Aumenta il rischio di tsunami nel Mediterraneo, nei prossimi 50 anni fino al 30%
Gli tsunami potrebbero diventare un fenomeno sempre più frequente nel Mediterraneo: cosa sappiamo sull'ultimo studio coordinato dall'INGV.
C’è una stretta connessione tra riscaldamento globale e aumento della pericolosità di tsunami nel Mediterraneo. A evidenziarlo è un nuovo studio coordinato dall’Istituto Nazionale di Geofisica e Vulcanologia (INGV), che sottolinea “l’importanza della pianificazione e la gestione dei rischi legati ai maremoti” nelle coste dove, secondo le previsioni, fenomeni di questo tipo potrebbero salire fino al 30% nei prossimi 50 anni.
Il nuovo studio
Lo studio dal titolo Including sea-levelrise and vertical land movements in probabilistic tsunami hazard assessment for the Mediterranean Sea è stato pubblicato sulla rivista Scientific Reports ed è supportato da un’altra ricerca, Probabilistic Tsunami Hazard and Risk Analysis, ultimo volume edito da Elsevier. I risultati sono il frutto della collaborazione di due progetti, Savemedcoasts2 e TSUMAPS-NEAM, coordinati dall’Istituto Nazionale di Geofisica e Vulcanologia. Entrambi i progetti, finanziati dall’Unione Europea, lavorano al fine di comprendere i rischi legati ai maremoti in un’area altamente “sensibile” e vulnerabile come quella del Mediterraneo, appunto.
Gli studi hanno analizzato le proiezioni fornite dall’Intergovernmental Panel on Climate Change (IPCC) sull’innalzamento del livello del mare, che in questo momento viaggia a una velocità di circa 4 mm all’anno. Un ritmo che è destinato ad aumentare a causa del riscaldamento globale, in combinazione coi movimenti geologici che interessano le coste.
“Alla fine di questo secolo, il livello medio globale del mare potrebbe salire fino a circa 1,1 metri rispetto a oggi. Questo rappresenta potenzialmente un rischio crescente per le popolazioni costiere del Mediterraneo che non possiamo sottovalutare”, ha affermato Marco Anzidei, ricercatore dell’INGV, coautore dello studio e coordinatore del progetto Savemedcoasts2.

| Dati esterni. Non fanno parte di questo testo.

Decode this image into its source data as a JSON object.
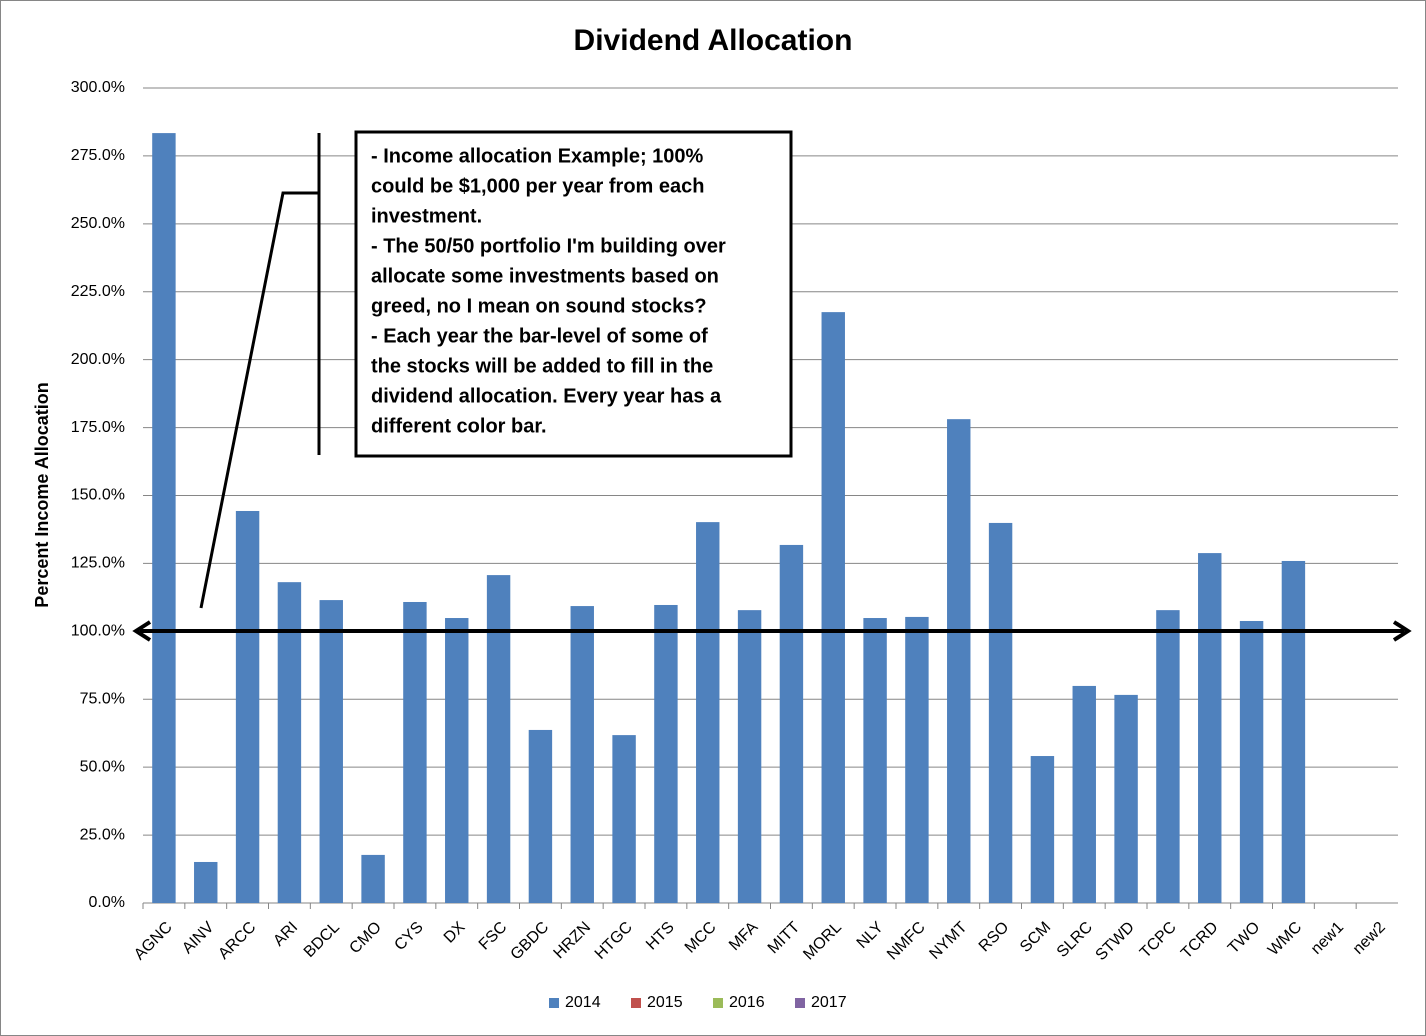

Aumenta il rischio tsunami nel Mediterraneo
“Nello studio abbiamo considerato come i movimenti geologici possano sommarsi all’innalzamento marino, aggravando il rischio nelle zone dove il suolo tende ad abbassarsi”, ha aggiunto Anita Grezio, ricercatrice dell’INGV e prima autrice dello studio. Grezio si riferisce a una delle novità di questa ultima ricerca, che ha integrato le “analisi sui movimenti verticali delle coste, come la subsidenza, che amplificano gli effetti locali dell’innalzamento del livello del mare“.
I risultati parlano chiaro. Le mappe prodotte dai team di ricerca in base alle proiezioni e alle analisi di cui sopra, mostrano che nei prossimi 50 anni il rischio di tsunami nelle coste del Mediterraneo con significative inondazioni di almeno 1-2 metri potrebbe aumentare dal 10% al 30%. Anzidei ha sottolineato: “Questo significa un significativo incremento del rischio, in particolare per le coste più basse del Mediterraneo, una delle aree più popolate al mondo”. Ricordiamo che lo tsunami è l’insieme di onde provocato dallo spostamento improvviso di grandi masse di rocce o sedimenti che, come spiega INGV, è a sua volta causato da diversi fenomeni come terremoti, frane sottomarine o eruzioni vulcaniche.
Ecco perché i ricercatori hanno ribadito l’importanza della pianificazione per la gestione dei rischi nelle aree costiere mediterranee, in un’ottica di salvaguardia ambientale, ma soprattutto della popolazione: “La nostra ricerca fornisce nuovi strumenti per valutare il pericolo tsunami, integrando scenari futuri che tengono conto sia dei cambiamenti climatici che dei fenomeni geologici”, ha concluso Grezio.